Kritik an Landesaufsicht

Ein Vater, der ebenfalls anonym bleiben möchte, ist noch heute "fuchsteufelswild", weil die Landesbehörde auch auf permanente Hinweise der Eltern nicht wirklich reagiert habe: "Man hat uns sogar bedroht, wir sollen keine falschen Behauptungen in den Raum stellen. Dabei gab es so deutliche Hinweise, dass in diesem Haus etwas nicht stimmt. Wir sind ja auch draufgekommen, dass die Kindergartenpädagoginnen oft stundenlang im Regen in der Stadt mit den Kindern spazieren waren, weil sie Angst vor der Kindergarteninhaberin und dem Großvater hatten. Wir haben das Land darauf hingewiesen, dass Gefahr im Verzug ist. Man hätte der Familie schon viel früher psychologisch helfen können." Es sei aber lediglich der Gartenbereich gesperrt worden.

Im Büro des heute zuständigen Jugendlandesrates Michael Schickhofer (SPÖ) zeigt man sich etwas ratlos. Die Vorfälle lägen schon Jahre zurück, der Fall lasse sich nur noch schwer nachvollziehen. Es habe aber ohnehin Kontrollen gegeben.
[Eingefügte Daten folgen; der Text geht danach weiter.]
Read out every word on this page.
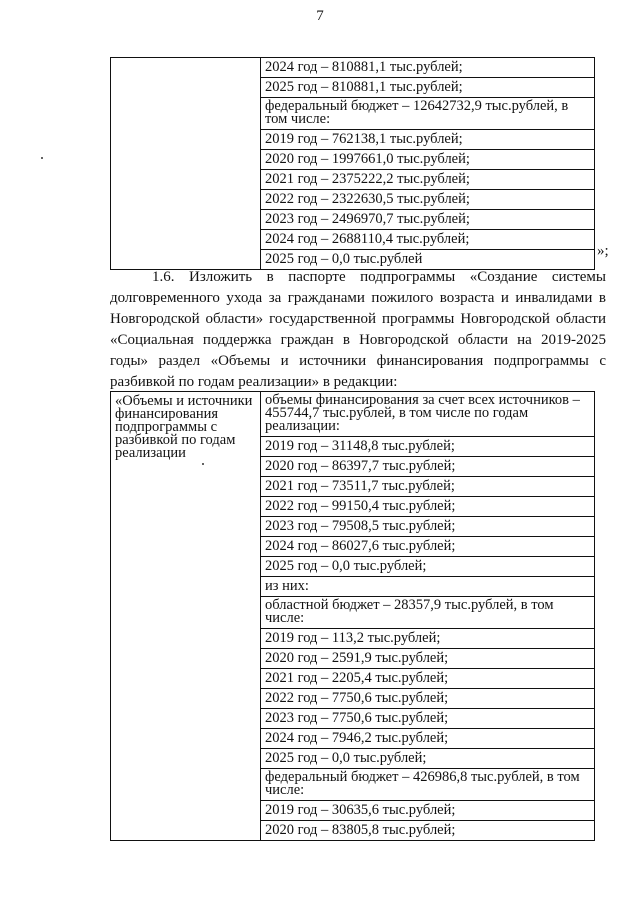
7

2024 год – 810881,1 тыс.рублей;
2025 год – 810881,1 тыс.рублей;
федеральный бюджет – 12642732,9 тыс.рублей, в том числе:
2019 год – 762138,1 тыс.рублей;
2020 год – 1997661,0 тыс.рублей;
2021 год – 2375222,2 тыс.рублей;
2022 год – 2322630,5 тыс.рублей;
2023 год – 2496970,7 тыс.рублей;
2024 год – 2688110,4 тыс.рублей;
2025 год – 0,0 тыс.рублей	»;

1.6. Изложить в паспорте подпрограммы «Создание системы долговременного ухода за гражданами пожилого возраста и инвалидами в Новгородской области» государственной программы Новгородской области «Социальная поддержка граждан в Новгородской области на 2019-2025 годы» раздел «Объемы и источники финансирования подпрограммы с разбивкой по годам реализации» в редакции:

«Объемы и источники финансирования подпрограммы с разбивкой по годам реализации

объемы финансирования за счет всех источников – 455744,7 тыс.рублей, в том числе по годам реализации:
2019 год – 31148,8 тыс.рублей;
2020 год – 86397,7 тыс.рублей;
2021 год – 73511,7 тыс.рублей;
2022 год – 99150,4 тыс.рублей;
2023 год – 79508,5 тыс.рублей;
2024 год – 86027,6 тыс.рублей;
2025 год – 0,0 тыс.рублей;
из них:
областной бюджет – 28357,9 тыс.рублей, в том числе:
2019 год – 113,2 тыс.рублей;
2020 год – 2591,9 тыс.рублей;
2021 год – 2205,4 тыс.рублей;
2022 год – 7750,6 тыс.рублей;
2023 год – 7750,6 тыс.рублей;
2024 год – 7946,2 тыс.рублей;
2025 год – 0,0 тыс.рублей;
федеральный бюджет – 426986,8 тыс.рублей, в том числе:
2019 год – 30635,6 тыс.рублей;
2020 год – 83805,8 тыс.рублей;
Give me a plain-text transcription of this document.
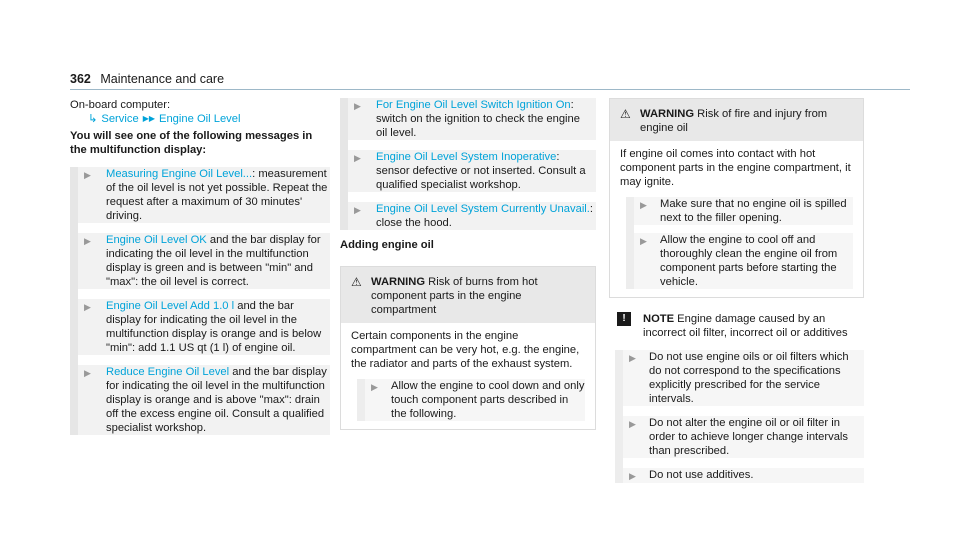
362 Maintenance and care

On-board computer:

↳ Service ▶▶ Engine Oil Level

You will see one of the following messages in the multifunction display:

▶	Measuring Engine Oil Level...: measurement of the oil level is not yet possible. Repeat the request after a maximum of 30 minutes' driving.
▶	Engine Oil Level OK and the bar display for indicating the oil level in the multifunction display is green and is between "min" and "max": the oil level is correct.
▶	Engine Oil Level Add 1.0 l and the bar display for indicating the oil level in the multifunction display is orange and is below "min": add 1.1 US qt (1 l) of engine oil.
▶	Reduce Engine Oil Level and the bar display for indicating the oil level in the multifunction display is orange and is above "max": drain off the excess engine oil. Consult a qualified specialist workshop.
▶	For Engine Oil Level Switch Ignition On: switch on the ignition to check the engine oil level.
▶	Engine Oil Level System Inoperative: sensor defective or not inserted. Consult a qualified specialist workshop.
▶	Engine Oil Level System Currently Unavail.: close the hood.

Adding engine oil

⚠ WARNING Risk of burns from hot component parts in the engine compartment

Certain components in the engine compartment can be very hot, e.g. the engine, the radiator and parts of the exhaust system.

▶	Allow the engine to cool down and only touch component parts described in the following.
⚠ WARNING Risk of fire and injury from engine oil

If engine oil comes into contact with hot component parts in the engine compartment, it may ignite.

▶	Make sure that no engine oil is spilled next to the filler opening.
▶	Allow the engine to cool off and thoroughly clean the engine oil from component parts before starting the vehicle.
!	NOTE Engine damage caused by an incorrect oil filter, incorrect oil or additives
▶	Do not use engine oils or oil filters which do not correspond to the specifications explicitly prescribed for the service intervals.
▶	Do not alter the engine oil or oil filter in order to achieve longer change intervals than prescribed.
▶	Do not use additives.
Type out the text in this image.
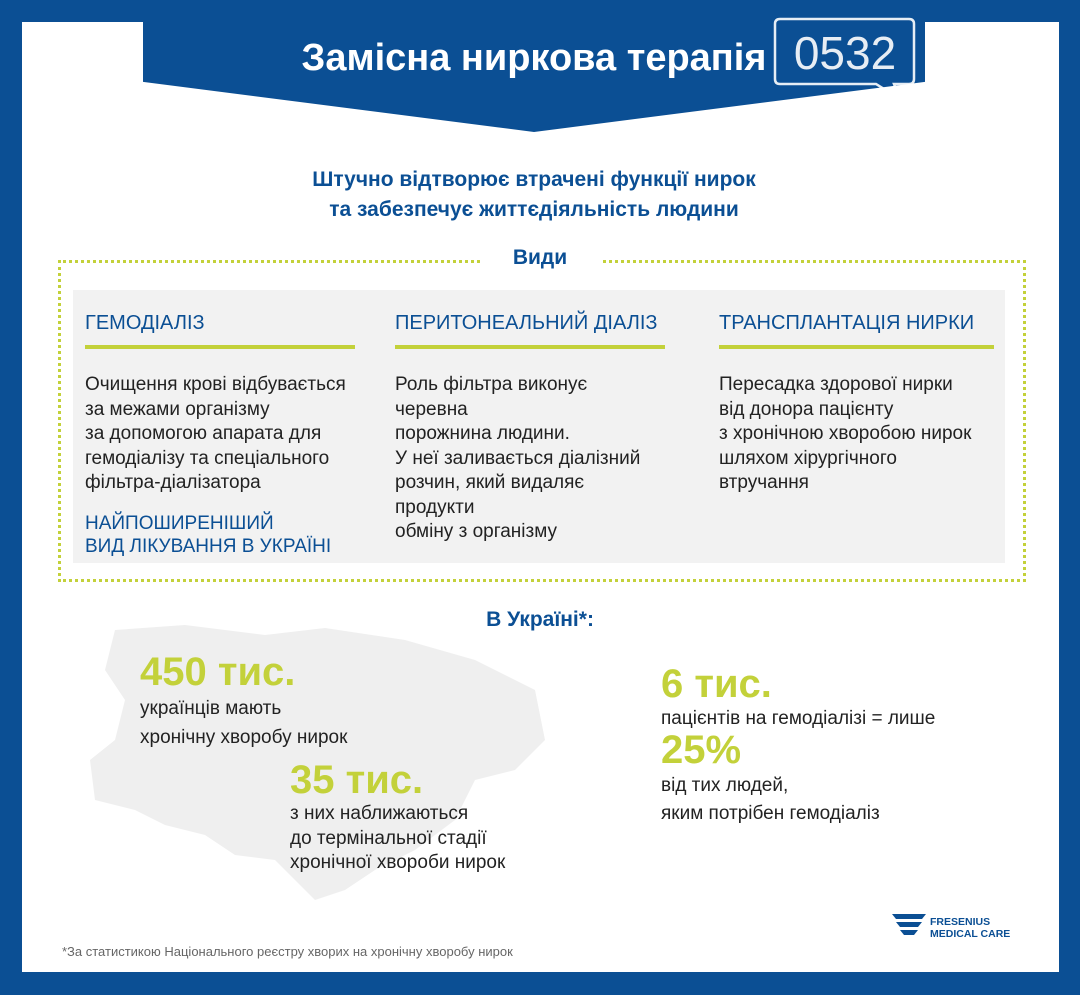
Замісна ниркова терапія 0532	ua

Штучно відтворює втрачені функції нирок
та забезпечує життєдіяльність людини

Види
ГЕМОДІАЛІЗ
Очищення крові відбувається
за межами організму
за допомогою апарата для
гемодіалізу та спеціального
фільтра-діалізатора
НАЙПОШИРЕНІШИЙ
ВИД ЛІКУВАННЯ В УКРАЇНІ
ПЕРИТОНЕАЛЬНИЙ ДІАЛІЗ
Роль фільтра виконує черевна
порожнина людини.
У неї заливається діалізний
розчин, який видаляє продукти
обміну з організму
ТРАНСПЛАНТАЦІЯ НИРКИ
Пересадка здорової нирки
від донора пацієнту
з хронічною хворобою нирок
шляхом хірургічного
втручання
В Україні*:
450 тис.
українців мають
хронічну хворобу нирок
35 тис.
з них наближаються
до термінальної стадії
хронічної хвороби нирок
6 тис.
пацієнтів на гемодіалізі = лише
25%
від тих людей,
яким потрібен гемодіаліз
FRESENIUS
MEDICAL CARE

*За статистикою Національного реєстру хворих на хронічну хворобу нирок
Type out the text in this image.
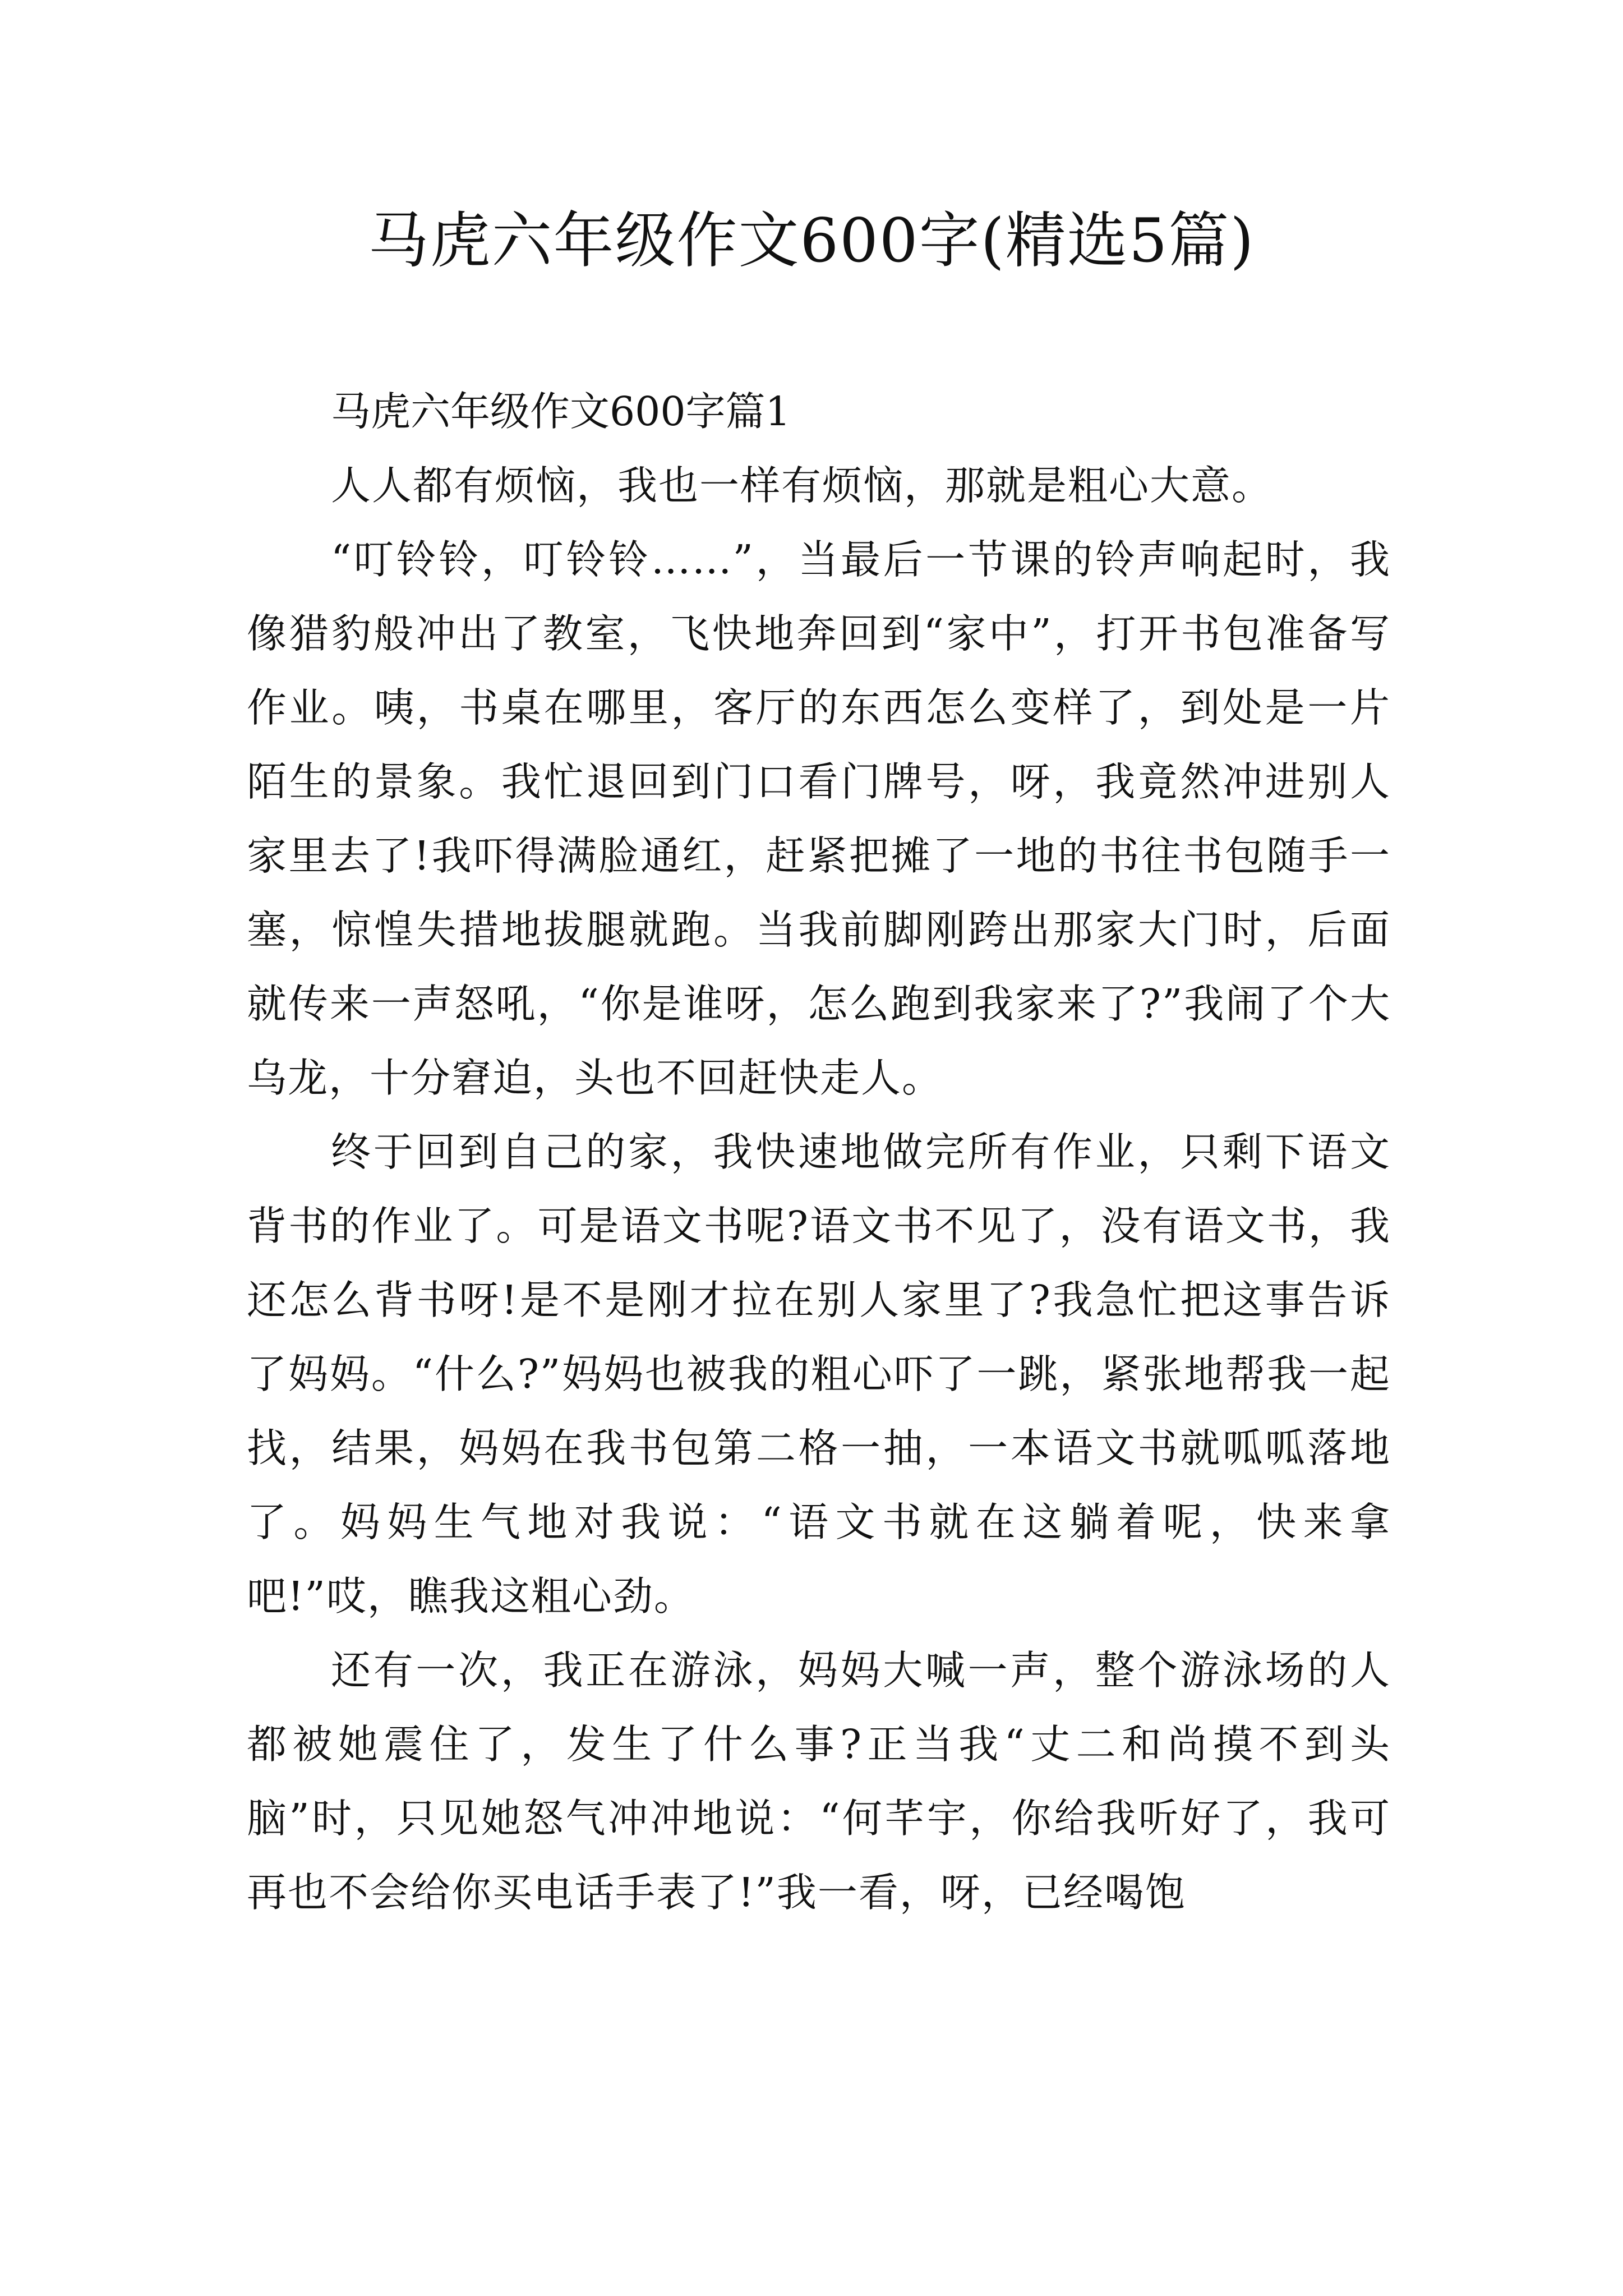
马虎六年级作文600字(精选5篇)

马虎六年级作文600字篇1

人人都有烦恼，我也一样有烦恼，那就是粗心大意。

“叮铃铃，叮铃铃……”，当最后一节课的铃声响起时，我像猎豹般冲出了教室，飞快地奔回到“家中”，打开书包准备写作业。咦，书桌在哪里，客厅的东西怎么变样了，到处是一片陌生的景象。我忙退回到门口看门牌号，呀，我竟然冲进别人家里去了!我吓得满脸通红，赶紧把摊了一地的书往书包随手一塞，惊惶失措地拔腿就跑。当我前脚刚跨出那家大门时，后面就传来一声怒吼，“你是谁呀，怎么跑到我家来了?”我闹了个大乌龙，十分窘迫，头也不回赶快走人。

终于回到自己的家，我快速地做完所有作业，只剩下语文背书的作业了。可是语文书呢?语文书不见了，没有语文书，我还怎么背书呀!是不是刚才拉在别人家里了?我急忙把这事告诉了妈妈。“什么?”妈妈也被我的粗心吓了一跳，紧张地帮我一起找，结果，妈妈在我书包第二格一抽，一本语文书就呱呱落地了。妈妈生气地对我说：“语文书就在这躺着呢，快来拿吧!”哎，瞧我这粗心劲。

还有一次，我正在游泳，妈妈大喊一声，整个游泳场的人都被她震住了，发生了什么事?正当我“丈二和尚摸不到头脑”时，只见她怒气冲冲地说：“何芊宇，你给我听好了，我可再也不会给你买电话手表了!”我一看，呀，已经喝饱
Der Kindergarten ist nach wie vor in Betrieb. Ein privater Verein hat sich 2010 eingemietet. Der Geschäftsführer erinnert sich: "Die Vorfälle haben sofort aufgehört, als wir gekommen sind. Es ist schon ein mulmiges Gefühl, wenn man bedenkt, was hier im Keller passiert ist. Aber die Kinder wissen davon Gott sei Dank nichts." (Walter Müller, DER STANDARD, 1.7.2014)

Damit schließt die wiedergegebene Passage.